Doc2SoarGraph: Discrete Reasoning over Visually-Rich Table-Text Documents via Semantic-Oriented Hierarchical Graphs
Fengbin Zhu, Chao Wang, Fuli Feng, Zifeng Ren, Moxin Li, Tat-Seng Chua
TL;DR
Doc2SoarGraph tackles the challenging problem of discrete reasoning over visually-rich table-text documents in the TAT-DQA setting by modeling element-level semantics with semantic-oriented hierarchical graphs. It defines four node types (Question, Block, Quantity, Date), constructs four graphs ($G_{QC}$, $G_{DC}$, $G_{TR}$, $G_{SD}$), and learns representations with per-graph GCNs, followed by evidence-based node selection and multi-type answer generation, including a tree-based Arithmetic decoder.
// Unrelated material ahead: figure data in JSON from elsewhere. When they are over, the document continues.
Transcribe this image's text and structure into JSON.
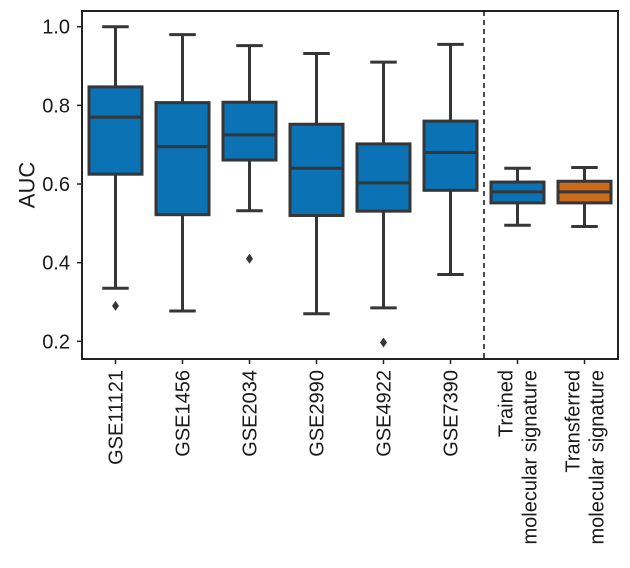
{
  "chart_data": {
    "type": "box",
    "ylabel": "AUC",
    "xlabel": "",
    "ylim": [
      0.155,
      1.04
    ],
    "yticks": [
      0.2,
      0.4,
      0.6,
      0.8,
      1.0
    ],
    "ytick_labels": [
      "0.2",
      "0.4",
      "0.6",
      "0.8",
      "1.0"
    ],
    "grid": false,
    "separator_after_index": 5,
    "boxes": [
      {
        "label": [
          "GSE11121"
        ],
        "color": "#0a72b5",
        "q1": 0.625,
        "median": 0.77,
        "q3": 0.847,
        "whisker_low": 0.335,
        "whisker_high": 1.0,
        "outliers": [
          0.29
        ]
      },
      {
        "label": [
          "GSE1456"
        ],
        "color": "#0a72b5",
        "q1": 0.522,
        "median": 0.695,
        "q3": 0.807,
        "whisker_low": 0.277,
        "whisker_high": 0.98,
        "outliers": []
      },
      {
        "label": [
          "GSE2034"
        ],
        "color": "#0a72b5",
        "q1": 0.661,
        "median": 0.725,
        "q3": 0.808,
        "whisker_low": 0.532,
        "whisker_high": 0.952,
        "outliers": [
          0.41
        ]
      },
      {
        "label": [
          "GSE2990"
        ],
        "color": "#0a72b5",
        "q1": 0.52,
        "median": 0.64,
        "q3": 0.752,
        "whisker_low": 0.27,
        "whisker_high": 0.932,
        "outliers": []
      },
      {
        "label": [
          "GSE4922"
        ],
        "color": "#0a72b5",
        "q1": 0.531,
        "median": 0.603,
        "q3": 0.702,
        "whisker_low": 0.285,
        "whisker_high": 0.91,
        "outliers": [
          0.197
        ]
      },
      {
        "label": [
          "GSE7390"
        ],
        "color": "#0a72b5",
        "q1": 0.584,
        "median": 0.68,
        "q3": 0.76,
        "whisker_low": 0.37,
        "whisker_high": 0.955,
        "outliers": []
      },
      {
        "label": [
          "Trained",
          "molecular signature"
        ],
        "color": "#0a72b5",
        "q1": 0.552,
        "median": 0.58,
        "q3": 0.605,
        "whisker_low": 0.495,
        "whisker_high": 0.64,
        "outliers": []
      },
      {
        "label": [
          "Transferred",
          "molecular signature"
        ],
        "color": "#cc6a1b",
        "q1": 0.552,
        "median": 0.58,
        "q3": 0.607,
        "whisker_low": 0.492,
        "whisker_high": 0.642,
        "outliers": []
      }
    ]
  }
}
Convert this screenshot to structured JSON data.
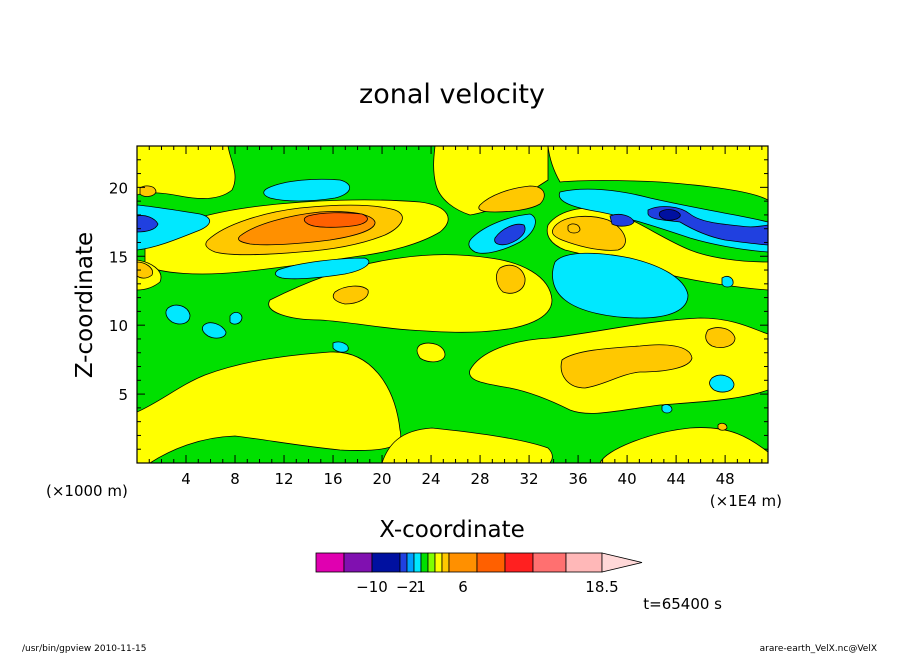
{
  "chart_data": {
    "type": "heatmap",
    "title": "zonal velocity",
    "xlabel": "X-coordinate",
    "ylabel": "Z-coordinate",
    "x_unit_left": "(×1000 m)",
    "x_unit_right": "(×1E4 m)",
    "xlim": [
      0,
      51.5
    ],
    "ylim": [
      0,
      23
    ],
    "x_ticks": [
      "4",
      "8",
      "12",
      "16",
      "20",
      "24",
      "28",
      "32",
      "36",
      "40",
      "44",
      "48"
    ],
    "y_ticks": [
      "5",
      "10",
      "15",
      "20"
    ],
    "time_label": "t=65400 s",
    "colorbar": {
      "ticks": [
        {
          "value": -10,
          "label": "−10"
        },
        {
          "value": -2,
          "label": "−2"
        },
        {
          "value": 1,
          "label": "1"
        },
        {
          "value": 6,
          "label": "6"
        },
        {
          "value": 18.5,
          "label": "18.5"
        }
      ],
      "colors": [
        "#e000b0",
        "#8010b0",
        "#0010a0",
        "#2040e0",
        "#00a0ff",
        "#00e8ff",
        "#00e000",
        "#80ff00",
        "#ffff00",
        "#ffc800",
        "#ff9000",
        "#ff6000",
        "#ff2020",
        "#ff7070",
        "#ffb8b8",
        "#ffd8d8"
      ]
    },
    "legend": "colorbar-bottom",
    "grid": false,
    "levels": [
      "#00e000",
      "#ffff00",
      "#ffc800",
      "#ff9000",
      "#00e8ff",
      "#2040e0",
      "#0010a0"
    ]
  },
  "footer": {
    "left": "/usr/bin/gpview   2010-11-15",
    "right": "arare-earth_VelX.nc@VelX"
  }
}
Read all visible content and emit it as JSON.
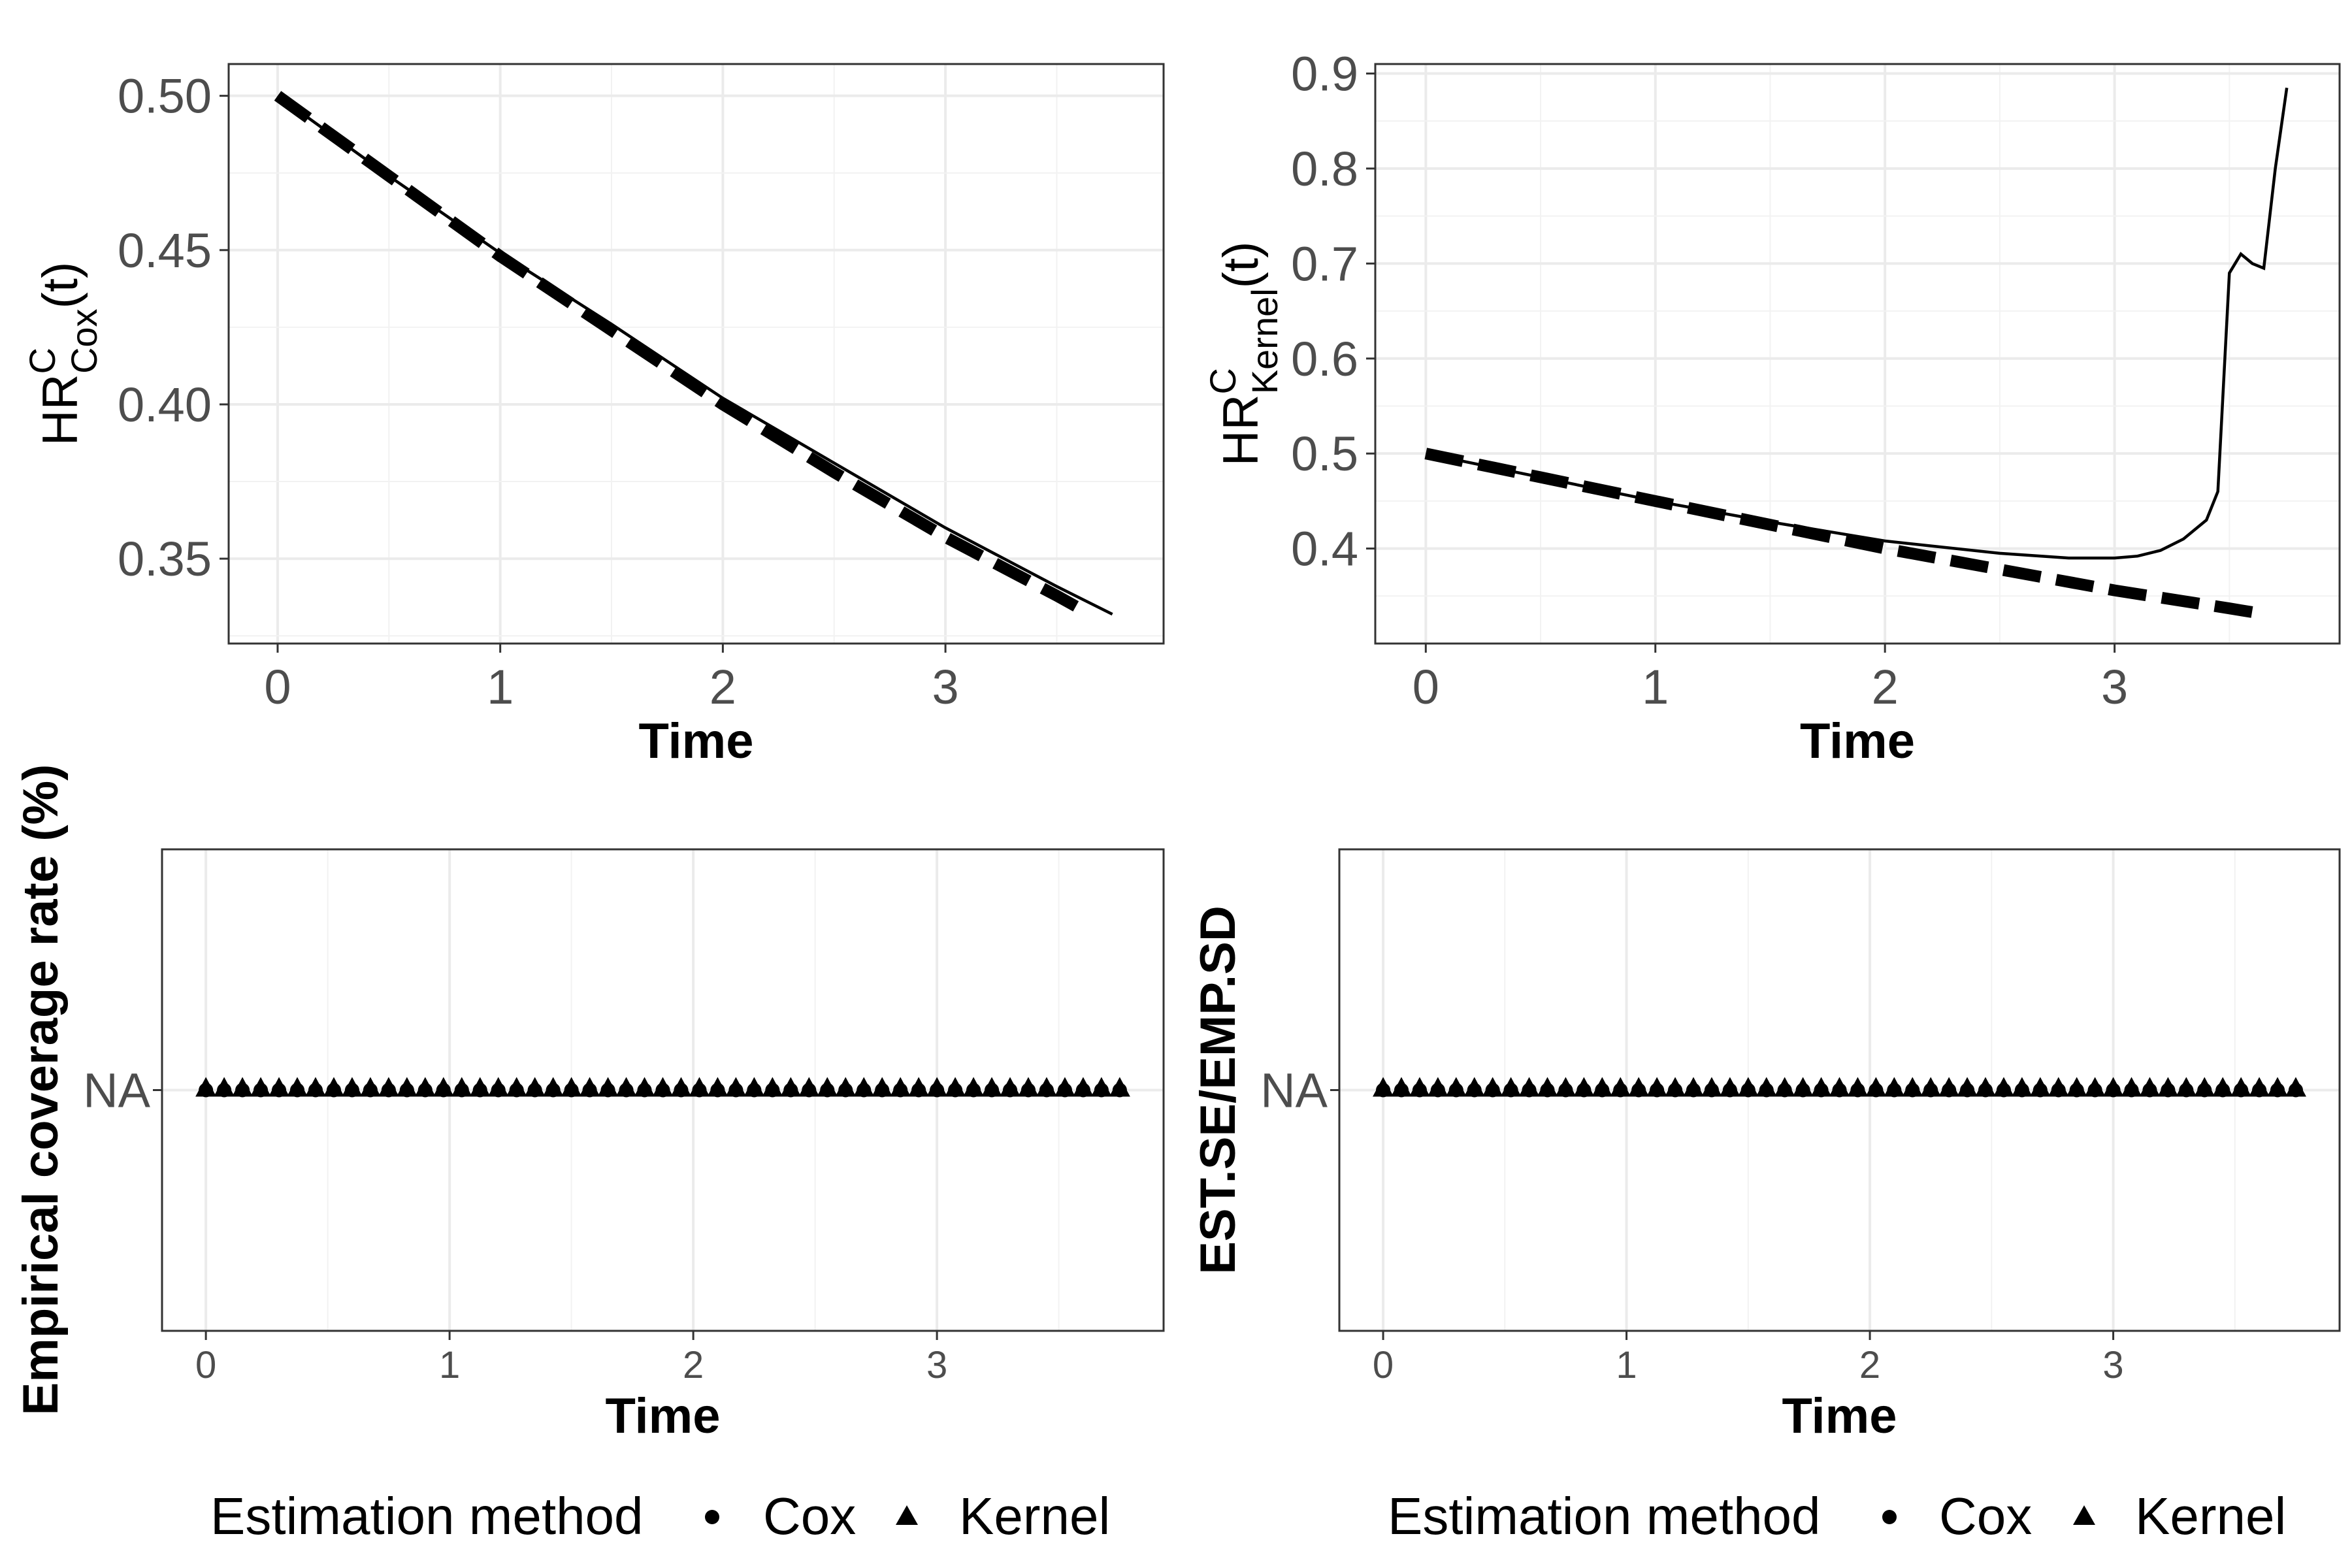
{
  "chart_data": [
    {
      "type": "line",
      "panel": "top-left",
      "ylabel": {
        "main": "HR",
        "sup": "C",
        "sub": "Cox",
        "suffix": "(t)"
      },
      "xlabel": "Time",
      "xlim": [
        -0.22,
        3.98
      ],
      "ylim": [
        0.3225,
        0.5103
      ],
      "xticks": [
        {
          "v": 0,
          "label": "0"
        },
        {
          "v": 1,
          "label": "1"
        },
        {
          "v": 2,
          "label": "2"
        },
        {
          "v": 3,
          "label": "3"
        }
      ],
      "yticks": [
        {
          "v": 0.35,
          "label": "0.35"
        },
        {
          "v": 0.4,
          "label": "0.40"
        },
        {
          "v": 0.45,
          "label": "0.45"
        },
        {
          "v": 0.5,
          "label": "0.50"
        }
      ],
      "series": [
        {
          "style": "solid",
          "x": [
            0,
            0.5,
            1,
            1.5,
            2,
            2.5,
            3,
            3.5,
            3.75
          ],
          "y": [
            0.5,
            0.474,
            0.449,
            0.426,
            0.402,
            0.381,
            0.36,
            0.341,
            0.332
          ]
        },
        {
          "style": "dashed",
          "x": [
            0,
            0.5,
            1,
            1.5,
            2,
            2.5,
            3,
            3.5,
            3.6
          ],
          "y": [
            0.5,
            0.474,
            0.448,
            0.424,
            0.4,
            0.378,
            0.357,
            0.338,
            0.334
          ]
        }
      ]
    },
    {
      "type": "line",
      "panel": "top-right",
      "ylabel": {
        "main": "HR",
        "sup": "C",
        "sub": "Kernel",
        "suffix": "(t)"
      },
      "xlabel": "Time",
      "xlim": [
        -0.22,
        3.98
      ],
      "ylim": [
        0.3,
        0.91
      ],
      "xticks": [
        {
          "v": 0,
          "label": "0"
        },
        {
          "v": 1,
          "label": "1"
        },
        {
          "v": 2,
          "label": "2"
        },
        {
          "v": 3,
          "label": "3"
        }
      ],
      "yticks": [
        {
          "v": 0.4,
          "label": "0.4"
        },
        {
          "v": 0.5,
          "label": "0.5"
        },
        {
          "v": 0.6,
          "label": "0.6"
        },
        {
          "v": 0.7,
          "label": "0.7"
        },
        {
          "v": 0.8,
          "label": "0.8"
        },
        {
          "v": 0.9,
          "label": "0.9"
        }
      ],
      "series": [
        {
          "style": "solid",
          "x": [
            0,
            0.5,
            1,
            1.5,
            2,
            2.5,
            2.8,
            3.0,
            3.1,
            3.2,
            3.3,
            3.4,
            3.45,
            3.5,
            3.55,
            3.6,
            3.65,
            3.7,
            3.75
          ],
          "y": [
            0.5,
            0.475,
            0.45,
            0.428,
            0.408,
            0.395,
            0.39,
            0.39,
            0.392,
            0.398,
            0.41,
            0.43,
            0.46,
            0.69,
            0.71,
            0.7,
            0.695,
            0.8,
            0.885
          ]
        },
        {
          "style": "dashed",
          "x": [
            0,
            0.5,
            1,
            1.5,
            2,
            2.5,
            3,
            3.5,
            3.65
          ],
          "y": [
            0.5,
            0.475,
            0.45,
            0.425,
            0.4,
            0.378,
            0.356,
            0.337,
            0.331
          ]
        }
      ]
    },
    {
      "type": "scatter",
      "panel": "bottom-left",
      "ylabel": "Empirical coverage rate (%)",
      "xlabel": "Time",
      "xlim": [
        -0.18,
        3.93
      ],
      "xticks": [
        {
          "v": 0,
          "label": "0"
        },
        {
          "v": 1,
          "label": "1"
        },
        {
          "v": 2,
          "label": "2"
        },
        {
          "v": 3,
          "label": "3"
        }
      ],
      "ytick_label": "NA",
      "points": {
        "x_start": 0,
        "x_end": 3.75,
        "count": 51,
        "value": "NA"
      }
    },
    {
      "type": "scatter",
      "panel": "bottom-right",
      "ylabel": "EST.SE/EMP.SD",
      "xlabel": "Time",
      "xlim": [
        -0.18,
        3.93
      ],
      "xticks": [
        {
          "v": 0,
          "label": "0"
        },
        {
          "v": 1,
          "label": "1"
        },
        {
          "v": 2,
          "label": "2"
        },
        {
          "v": 3,
          "label": "3"
        }
      ],
      "ytick_label": "NA",
      "points": {
        "x_start": 0,
        "x_end": 3.75,
        "count": 51,
        "value": "NA"
      }
    }
  ],
  "legend": {
    "title": "Estimation method",
    "items": [
      {
        "label": "Cox",
        "shape": "circle"
      },
      {
        "label": "Kernel",
        "shape": "triangle"
      }
    ],
    "position": "bottom"
  }
}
The training objective combines multiple losses ($\mathcal{L}=\mathcal{L}_{node}+\mathcal{L}_{tree}+\mathcal{L}_{start}+\mathcal{L}_{end}+\mathcal{L}_{type}+\mathcal{L}_{token}+\mathcal{L}_{scale}$) to jointly supervise evidence selection, reasoning, and answer synthesis. Empirical results on the TAT-DQA dataset show substantial gains over MHST and zero-shot LLMs, with notable improvements on Arithmetic questions and evidence extraction, establishing a new state-of-the-art and highlighting the practical value for real-world finance document QA. The work advances robust, document-centric discrete reasoning and provides open-source code to promote reproducibility and broader adoption.
Abstract
Discrete reasoning over table-text documents (e.g., financial reports) gains increasing attention in recent two years. Existing works mostly simplify this challenge by manually selecting and transforming document pages to structured tables and paragraphs, hindering their practical application. In this work, we explore a more realistic problem setting in the form of TAT-DQA, i.e. to answer the question over a visually-rich table-text document. Specifically, we propose a novel Doc2SoarGraph framework with enhanced discrete reasoning capability by harnessing the differences and correlations among different elements (e.g., quantities, dates) of the given question and document with Semantic-oriented hierarchical Graph structures. We conduct extensive experiments on TAT-DQA dataset, and the results show that our proposed framework outperforms the best baseline model by 17.73% and 16.91% in terms of Exact Match (EM) and F1 score respectively on the test set, achieving the new state-of-the-art.